Leia aqui um trecho de "suspiros cartográficos", de Sarah Mângia:
Mata Atlântica
Umidade devorando matéria. Perfume de terra molhada que decompõe meus sentidos. Bióloga experiente, não caí na prosa metálica entre arapongas que hipnotiza ouvidos distraídos. Mas desabei no bate-papo miúdo das rãzinhas do folhiço. Meu olhar ludibriado pela luz que morre entre as copas das árvores me faz escorregar nas palavras. Como se meu passo coubesse no espaço entre as serras. O céu da boca da bota segura um escândalo emocional enquanto rubrico as trilhas. A Mata Atlântica é feiticeira profissional e capaz de inaugurar sentidos. Escuto o verde. Enxergo um cheiro de chuva. Apalpo o berro dos bugios. Salivo um Rio Doce.

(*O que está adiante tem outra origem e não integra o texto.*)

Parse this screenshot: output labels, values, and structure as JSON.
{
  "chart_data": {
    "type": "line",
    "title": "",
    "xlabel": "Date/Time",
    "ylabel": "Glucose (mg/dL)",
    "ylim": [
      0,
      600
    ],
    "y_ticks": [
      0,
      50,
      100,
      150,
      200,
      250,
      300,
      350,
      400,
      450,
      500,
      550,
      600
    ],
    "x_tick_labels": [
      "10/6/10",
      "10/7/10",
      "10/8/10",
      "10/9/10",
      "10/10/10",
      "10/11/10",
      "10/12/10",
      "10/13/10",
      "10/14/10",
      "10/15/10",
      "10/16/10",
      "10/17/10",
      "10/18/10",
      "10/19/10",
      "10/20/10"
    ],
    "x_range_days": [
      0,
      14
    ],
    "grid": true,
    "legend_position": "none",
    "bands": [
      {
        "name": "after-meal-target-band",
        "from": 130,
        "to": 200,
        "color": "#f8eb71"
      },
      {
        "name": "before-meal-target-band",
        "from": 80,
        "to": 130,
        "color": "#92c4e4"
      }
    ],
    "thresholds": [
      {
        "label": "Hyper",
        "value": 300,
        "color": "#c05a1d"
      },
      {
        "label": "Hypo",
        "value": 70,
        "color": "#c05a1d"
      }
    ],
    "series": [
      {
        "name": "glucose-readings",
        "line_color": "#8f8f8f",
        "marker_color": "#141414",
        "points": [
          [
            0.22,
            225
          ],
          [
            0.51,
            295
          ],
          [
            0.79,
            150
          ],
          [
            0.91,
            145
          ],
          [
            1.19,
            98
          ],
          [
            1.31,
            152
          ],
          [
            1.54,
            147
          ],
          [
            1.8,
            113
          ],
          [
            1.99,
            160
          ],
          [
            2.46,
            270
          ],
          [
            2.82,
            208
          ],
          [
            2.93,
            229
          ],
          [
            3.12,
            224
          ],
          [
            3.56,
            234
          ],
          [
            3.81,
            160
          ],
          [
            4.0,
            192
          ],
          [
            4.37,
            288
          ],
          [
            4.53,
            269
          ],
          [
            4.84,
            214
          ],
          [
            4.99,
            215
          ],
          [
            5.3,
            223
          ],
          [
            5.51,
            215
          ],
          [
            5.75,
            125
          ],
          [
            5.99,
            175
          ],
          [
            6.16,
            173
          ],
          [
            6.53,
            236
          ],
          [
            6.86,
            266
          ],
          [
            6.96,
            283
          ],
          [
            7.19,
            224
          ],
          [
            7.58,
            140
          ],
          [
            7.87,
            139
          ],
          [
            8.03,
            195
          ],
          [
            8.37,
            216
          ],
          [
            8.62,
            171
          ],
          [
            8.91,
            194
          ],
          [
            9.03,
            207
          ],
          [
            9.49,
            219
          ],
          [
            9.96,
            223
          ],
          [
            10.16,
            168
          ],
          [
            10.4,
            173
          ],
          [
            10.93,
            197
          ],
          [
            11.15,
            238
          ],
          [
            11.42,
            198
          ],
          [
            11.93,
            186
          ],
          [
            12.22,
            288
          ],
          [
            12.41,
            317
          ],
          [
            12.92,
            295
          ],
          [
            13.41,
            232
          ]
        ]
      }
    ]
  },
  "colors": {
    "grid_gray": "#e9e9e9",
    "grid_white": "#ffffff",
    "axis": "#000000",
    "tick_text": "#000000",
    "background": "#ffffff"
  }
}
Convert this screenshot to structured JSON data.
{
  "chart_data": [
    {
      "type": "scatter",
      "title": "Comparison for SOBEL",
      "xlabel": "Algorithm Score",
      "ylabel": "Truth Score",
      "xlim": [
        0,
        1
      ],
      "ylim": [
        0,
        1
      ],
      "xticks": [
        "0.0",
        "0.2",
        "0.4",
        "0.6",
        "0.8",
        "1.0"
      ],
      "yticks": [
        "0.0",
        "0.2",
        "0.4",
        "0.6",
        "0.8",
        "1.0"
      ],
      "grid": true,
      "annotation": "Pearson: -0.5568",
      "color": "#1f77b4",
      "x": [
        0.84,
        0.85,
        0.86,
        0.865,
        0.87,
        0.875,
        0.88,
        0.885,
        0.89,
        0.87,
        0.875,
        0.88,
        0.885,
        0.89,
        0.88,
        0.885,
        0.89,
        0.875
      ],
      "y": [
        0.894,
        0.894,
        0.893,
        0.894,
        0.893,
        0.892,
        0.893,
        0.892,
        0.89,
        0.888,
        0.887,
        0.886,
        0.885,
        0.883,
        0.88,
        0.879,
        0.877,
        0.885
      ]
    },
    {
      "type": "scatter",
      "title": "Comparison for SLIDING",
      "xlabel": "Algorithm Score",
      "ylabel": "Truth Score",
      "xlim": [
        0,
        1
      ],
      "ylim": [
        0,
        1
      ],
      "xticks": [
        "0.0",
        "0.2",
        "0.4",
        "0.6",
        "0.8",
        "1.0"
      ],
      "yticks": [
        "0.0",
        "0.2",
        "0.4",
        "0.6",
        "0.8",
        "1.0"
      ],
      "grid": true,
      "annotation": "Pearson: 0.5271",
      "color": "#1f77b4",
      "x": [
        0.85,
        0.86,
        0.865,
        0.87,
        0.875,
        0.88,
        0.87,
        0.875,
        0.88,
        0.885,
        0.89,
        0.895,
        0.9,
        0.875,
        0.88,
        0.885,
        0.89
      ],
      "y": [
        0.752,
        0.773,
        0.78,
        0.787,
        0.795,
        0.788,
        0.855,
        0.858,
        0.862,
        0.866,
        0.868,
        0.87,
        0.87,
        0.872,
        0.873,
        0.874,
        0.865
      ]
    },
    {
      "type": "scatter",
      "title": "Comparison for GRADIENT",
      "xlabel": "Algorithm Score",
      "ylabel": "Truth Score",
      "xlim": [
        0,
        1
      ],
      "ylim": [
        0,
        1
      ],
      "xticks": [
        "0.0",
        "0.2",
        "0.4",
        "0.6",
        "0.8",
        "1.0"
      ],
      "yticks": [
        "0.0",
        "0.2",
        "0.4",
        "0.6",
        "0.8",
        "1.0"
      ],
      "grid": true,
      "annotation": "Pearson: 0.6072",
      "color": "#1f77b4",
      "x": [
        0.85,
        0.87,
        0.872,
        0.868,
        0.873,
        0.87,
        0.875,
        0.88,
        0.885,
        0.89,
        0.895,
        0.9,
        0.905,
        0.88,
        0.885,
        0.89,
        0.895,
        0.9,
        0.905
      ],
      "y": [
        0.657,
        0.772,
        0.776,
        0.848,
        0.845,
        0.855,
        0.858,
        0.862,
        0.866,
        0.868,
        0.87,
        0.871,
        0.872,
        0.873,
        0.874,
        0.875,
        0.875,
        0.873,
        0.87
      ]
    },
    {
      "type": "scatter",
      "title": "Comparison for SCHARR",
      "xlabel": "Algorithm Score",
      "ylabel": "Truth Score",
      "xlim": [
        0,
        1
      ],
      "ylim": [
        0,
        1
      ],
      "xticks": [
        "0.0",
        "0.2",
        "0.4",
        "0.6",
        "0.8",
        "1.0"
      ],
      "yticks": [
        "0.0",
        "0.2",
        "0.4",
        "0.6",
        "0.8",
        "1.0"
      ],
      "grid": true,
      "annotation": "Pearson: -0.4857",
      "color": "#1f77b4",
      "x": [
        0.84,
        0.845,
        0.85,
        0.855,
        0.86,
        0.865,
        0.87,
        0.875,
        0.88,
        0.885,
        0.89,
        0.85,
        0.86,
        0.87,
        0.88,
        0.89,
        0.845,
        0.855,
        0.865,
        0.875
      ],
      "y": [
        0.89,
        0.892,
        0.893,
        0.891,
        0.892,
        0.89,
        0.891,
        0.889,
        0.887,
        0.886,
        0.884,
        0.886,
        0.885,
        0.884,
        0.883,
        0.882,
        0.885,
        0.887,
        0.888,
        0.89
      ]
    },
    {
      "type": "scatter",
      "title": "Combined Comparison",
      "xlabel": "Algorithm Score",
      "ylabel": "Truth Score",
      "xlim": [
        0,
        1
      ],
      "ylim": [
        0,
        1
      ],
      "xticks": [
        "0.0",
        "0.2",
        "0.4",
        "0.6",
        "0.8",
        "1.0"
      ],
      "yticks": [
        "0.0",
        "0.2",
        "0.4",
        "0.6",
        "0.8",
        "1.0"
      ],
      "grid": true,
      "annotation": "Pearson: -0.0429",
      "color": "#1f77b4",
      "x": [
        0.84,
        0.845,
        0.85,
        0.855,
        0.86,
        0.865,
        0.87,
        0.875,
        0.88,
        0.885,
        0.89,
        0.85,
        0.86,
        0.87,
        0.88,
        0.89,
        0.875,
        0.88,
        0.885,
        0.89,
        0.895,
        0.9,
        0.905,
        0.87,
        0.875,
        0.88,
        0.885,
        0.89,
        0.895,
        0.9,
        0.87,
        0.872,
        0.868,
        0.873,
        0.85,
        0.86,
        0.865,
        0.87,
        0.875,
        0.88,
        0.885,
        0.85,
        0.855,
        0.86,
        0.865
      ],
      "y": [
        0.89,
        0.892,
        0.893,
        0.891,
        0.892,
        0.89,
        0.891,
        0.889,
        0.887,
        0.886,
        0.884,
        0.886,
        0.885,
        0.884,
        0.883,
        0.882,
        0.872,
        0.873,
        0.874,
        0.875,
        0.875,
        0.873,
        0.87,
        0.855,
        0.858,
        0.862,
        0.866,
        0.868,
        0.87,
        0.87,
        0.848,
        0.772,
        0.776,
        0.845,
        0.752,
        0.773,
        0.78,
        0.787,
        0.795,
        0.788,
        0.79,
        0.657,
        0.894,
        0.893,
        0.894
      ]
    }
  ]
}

Nuvens abraçam montanhas e deslizam silenciosas tateando o caminho. As araucárias acompanham o movimento como líderes de torcida na expectativa de que a neblina se entorne pelos vales. Barbas de velho despencam guardiãs da floresta. Costuram as cadeias de montanhas do Espinhaço. O assovio das rãs deságua em laços invisíveis de silêncio e som. Entre as braçadas do muriqui, já não sei mais se é ele que se vai ou se é meu coração que vacila embriagado nessa coreografia aérea. É assim que me flagro fazendo morada nas bromélias que crescem enfileiradas como verrugas no chão e no corpo das árvores.
A Mata Atlântica desfia histórias em cotas de altitude, comprometida em acolher existências diversas. Desço a montanha na companhia vulnerável de juçaras e sapos-pingo-de-ouro, e descubro o tempo e o espaço da floresta: o que observo no pico, não encontro no vale. Alcanço o pé da serra e abraço a desordem geográfica dos meus pés que carimbam a areia da restinga, criando um vínculo entre o aroma de pinheiro e o sabor de maresia. Penso que tudo em mim é feito de travessias.
Por mais que eu queira amarrar meus sentimentos entre essas linhas, detalhar a Mata Atlântica é inevitavelmente me perder em poesia sobre a existência. Desvio o olhar urbano e fragmentado para viver mico-leão-dourado, crescer palmeira, e falecer musgo em tronco caído no chão.
suspiros cartográficos, de sarah mângia
Sarah nasceu em São João Del Rei, Minas Gerais, em 1986, e cresceu em Divinópolis, onde se formou em Biologia, na Universidade do Estado de Minas Gerais. Mestre em Biologia Animal pela Universidade Federal de Viçosa e Doutora em Zoologia pela Universidade Federal da Paraíba, se tornou especialista em sapos. Atualmente, é cientista na Universidade Federal de Mato Grosso do Sul, em Campo Grande, onde descobre e descreve novas espécies de sapos, e estuda a evolução desses animais. Além disso, atua como consultora ambiental em todo o Brasil. Inspirada por suas viagens pelos biomas brasileiros, decidiu compartilhar suas experiências e percepções sobre a natureza e as diversas realidades do país em seu primeiro livro.